When I hit print on the outline last night, I planned to read some more of my linguistics textbooks, but I was so exhausted that I ended up watching Gilmore Girls instead. I made myself a green tea. I wrote in my journal. I picked up the index cards that were scattered around my bed and floor. Sometimes I overwhelm myself with my own work, but this is a sweet feeling to have, as I am so excited that this book is going to be better than anything I have written so far, or at least that is the dream. I view writing as sort of an act of crossing a river by jumping on one exposed rock at a time, each time reaching closer to the bank on the other side. But what is great about literature is that you will never reach that bank, you will always be in the mode of improvement and exploration because the human is so deep that it can never be excavated. We are eternal. Our minds will always be the final frontier.
Then there are the things that are scary with this outline. What if I don’t want this character to end up this way? What if this plot is stupid? I have to remind myself that nothing is permanent: If I don’t like it, I can change it. Characters have a mind of their own with this draft, particularly two of the women, and I always fret that perhaps they will elude me and traipse across the page with nothing but smirks for me. I have another metaphor for this, because I am full of metaphors: Never forget that you are in charge of flying the plane. Even the most unruly of characters are fundamentally mine, and that is almost…a bitter pill to swallow because I alone write this story. Though we are surrounded by characters, we writers can be a bit lonely, I think. That is what is scary about going forward with any story.

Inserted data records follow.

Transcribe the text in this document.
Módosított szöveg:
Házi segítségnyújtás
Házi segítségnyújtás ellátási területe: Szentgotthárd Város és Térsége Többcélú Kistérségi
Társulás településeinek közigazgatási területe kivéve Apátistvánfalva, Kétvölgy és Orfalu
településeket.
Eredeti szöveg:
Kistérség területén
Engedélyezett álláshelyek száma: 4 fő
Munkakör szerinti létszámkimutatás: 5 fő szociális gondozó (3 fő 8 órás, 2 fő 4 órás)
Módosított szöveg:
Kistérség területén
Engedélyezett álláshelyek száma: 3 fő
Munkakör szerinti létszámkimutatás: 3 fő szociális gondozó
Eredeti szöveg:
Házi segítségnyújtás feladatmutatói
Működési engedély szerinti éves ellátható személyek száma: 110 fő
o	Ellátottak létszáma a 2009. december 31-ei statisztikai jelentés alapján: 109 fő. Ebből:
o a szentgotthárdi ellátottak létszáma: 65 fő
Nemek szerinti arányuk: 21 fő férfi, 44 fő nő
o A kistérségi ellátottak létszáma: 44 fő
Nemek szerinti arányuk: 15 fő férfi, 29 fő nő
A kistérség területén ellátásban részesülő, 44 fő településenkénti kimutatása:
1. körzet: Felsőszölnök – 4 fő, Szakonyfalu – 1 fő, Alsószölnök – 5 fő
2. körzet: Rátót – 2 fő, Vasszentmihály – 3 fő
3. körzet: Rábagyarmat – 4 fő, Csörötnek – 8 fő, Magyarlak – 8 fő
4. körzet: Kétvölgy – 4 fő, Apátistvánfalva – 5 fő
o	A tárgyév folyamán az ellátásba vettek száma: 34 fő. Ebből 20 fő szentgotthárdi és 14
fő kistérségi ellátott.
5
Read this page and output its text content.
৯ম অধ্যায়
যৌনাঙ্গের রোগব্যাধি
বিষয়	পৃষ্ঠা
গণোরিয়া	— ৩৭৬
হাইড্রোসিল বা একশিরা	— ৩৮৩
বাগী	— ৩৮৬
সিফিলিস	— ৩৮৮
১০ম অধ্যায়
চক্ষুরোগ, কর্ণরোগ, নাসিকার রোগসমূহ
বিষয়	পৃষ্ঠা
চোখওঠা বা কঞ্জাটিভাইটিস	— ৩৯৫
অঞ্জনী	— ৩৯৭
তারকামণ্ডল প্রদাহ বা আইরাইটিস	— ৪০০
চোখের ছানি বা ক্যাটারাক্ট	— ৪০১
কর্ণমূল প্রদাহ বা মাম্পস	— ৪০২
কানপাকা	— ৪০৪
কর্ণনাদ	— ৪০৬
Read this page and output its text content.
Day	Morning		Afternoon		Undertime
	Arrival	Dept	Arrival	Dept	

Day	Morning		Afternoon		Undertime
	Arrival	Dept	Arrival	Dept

Finally, I need to consider whether I am a planner or a pantser. I’m really neither. Sometimes I plan, sometimes I see where the currents drift and lay back, calm, as I disappear down the river with them. However, because this is what can loosely be termed as a series, I have to consider what needs to appear in which books. Project Platelet is vivacious, but it has to have some sort of foundation for itself or all that fiery energy will dim and I’ll be left with something that never got to grow (I know, this entire document has been a mixing of metaphors). It needs something that can withstand the heat, and that is where the outline comes in.
Here is what I do. I go to the gym. I come home. I write the book. I do the best I can. I finish up drafting Project Guernica (hopefully this week). I step forward onto a new stone. I look around and feel the summer air. I drink some tea, as that is what I do. And I try to cry at the ending.